С опубликованием этого законопроекта патриции стали бояться, как бы в отсутствие консулов им не попасть под ярмо нового закона; но префект города Квинт Фабий созывает сенат и с таким ожесточением нападает на предложение и автора его, что даже если бы оба консула восстали против трибуна, то ничего не прибавили бы к его угрозам и запугиванию, – он говорил, что Гарса строит козни и, пользуясь удобным случаем, нападает на государство. Если бы в предыдущий год, во время эпидемий и войны, разгневанные боги послали трибуна, похожего на него, то не было бы никакого спасения. После смерти обоих консулов, когда государство страдало от болезни, при всеобщем смятении он внес бы законопроект об уничтожении консульской власти в государстве и стал бы вождем вольсков и эквов при осаде города. Да разве, наконец, он не имеет права, в случае высокомерного или жестокого поступка консула против какого-нибудь гражданина, привлечь того к ответу и обвинять перед судом тех самых людей, один из которых обижен? Не консульскую, а трибунскую власть делает он ненавистной и невыносимой, возвращая ей после успокоения и примирения с патрициями прежний преступный характер. И он не обращается к нему, Терентилию, с просьбой прекратить начатое. «Вас, – говорит Фабий, – прочие трибуны, мы просим прежде всего принять во внимание, что ваша власть установлена для охраны отдельных лиц, а не для гибели всех; вы выбраны трибунами плебеев, а не врагами патрициев. Нападение на покинутое государство нам приносит горе, а против вас возбуждает ненависть; вам следует уменьшить не права свои, а ненависть против вас. Убедите товарища, чтобы он отложил все дело до прибытия консулов. Даже эквы и вольски не воспользовались в прошлом году смертью консулов от эпидемии и не преследовали нас настойчиво и высокомерно жестокой войной».
Трибуны переговорили с Терентилием, и, когда предложение, по-видимому, было отложено, а на самом деле взято назад, немедленно были призваны консулы.
10. Лукреций вернулся с огромной добычей и с гораздо большей славой, которой он придал еще больший блеск тем, что разложил всю добычу на Марсовом поле[252], где в течение трех дней всякий мог узнать свое и взять.
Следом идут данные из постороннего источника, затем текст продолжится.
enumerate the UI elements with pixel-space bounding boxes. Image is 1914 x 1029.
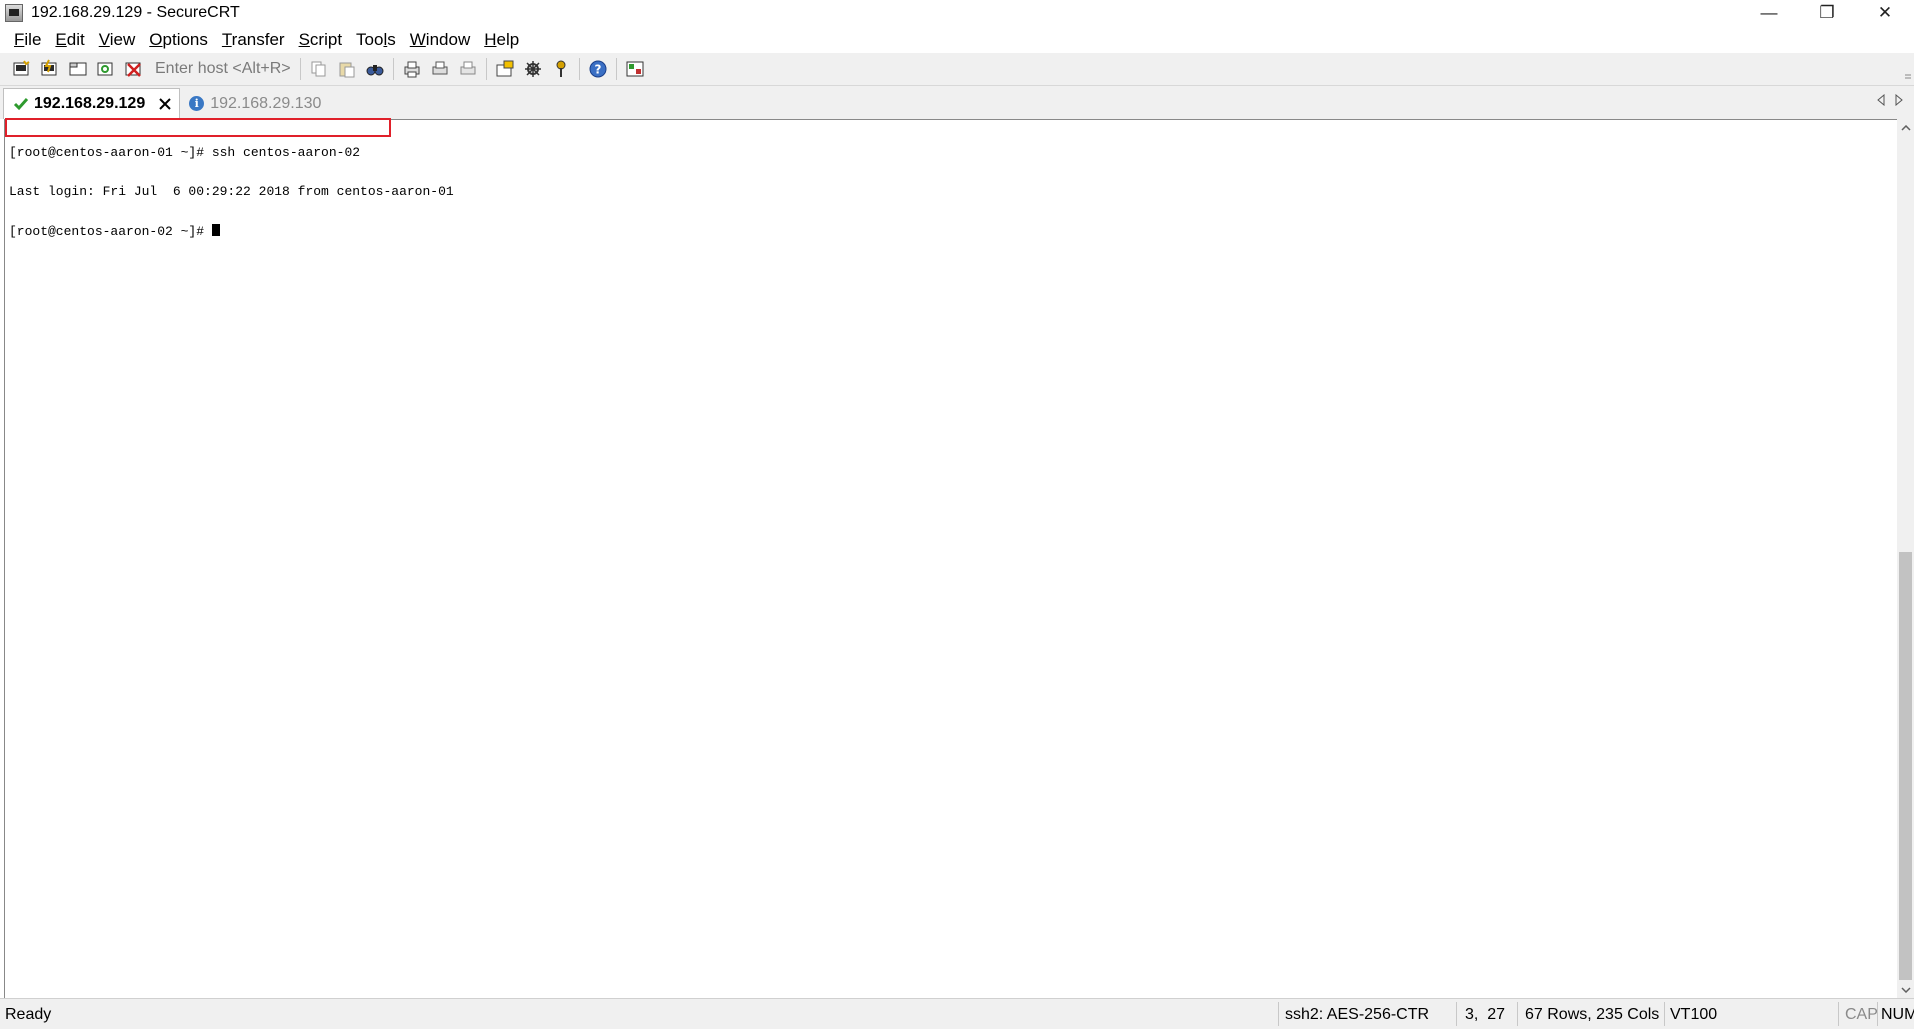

Остальное, чему не нашлось хозяев, было продано. По общему мнению, консулу следовало дать триумф, но дело было отложено, так как трибун повел речь о законопроекте; этот вопрос консул признал более важным. Несколько дней он был обсуждаем в сенате и перед народом. Наконец трибун уступил обаянию консула и взял назад предложение. Тогда полководцу и войску воздана была подобающая честь: вождь праздновал триумф над вольсками и эквами, а за ним следовали его легионы. Другому консулу предоставлено было с овацией[253] вступить в город без войск.
В следующий затем год новым консулам – то были Публий Волумний и Сервий Сульпиций – пришлось мириться с законопроектом Терентилия, предложенным всей коллегией. В том году [461 г.] казалось, что небо пылает, и было страшное землетрясение; поверили, что корова заговорила, к известию о которой в предыдущем году отнеслись с недоверием. Между прочими предзнаменованиями падали с неба, точно дождь, куски мяса, которые, как рассказывают, подхватывали птицы, летавшие среди них в огромном количестве; упавшее же мясо лежало разбросанным несколько дней, не издавая зловония. Духовные дуумвиры обратились к Книгам[254]. Предсказывались опасности от сборища чужеземцев: может-де произойти нападение на возвышенные пункты города и отсюда возникнуть побоище. Также было дано предостережение воздерживаться от мятежей. Трибуны жаловались, что это сделано с целью помешать законопроекту; предстояла великая борьба.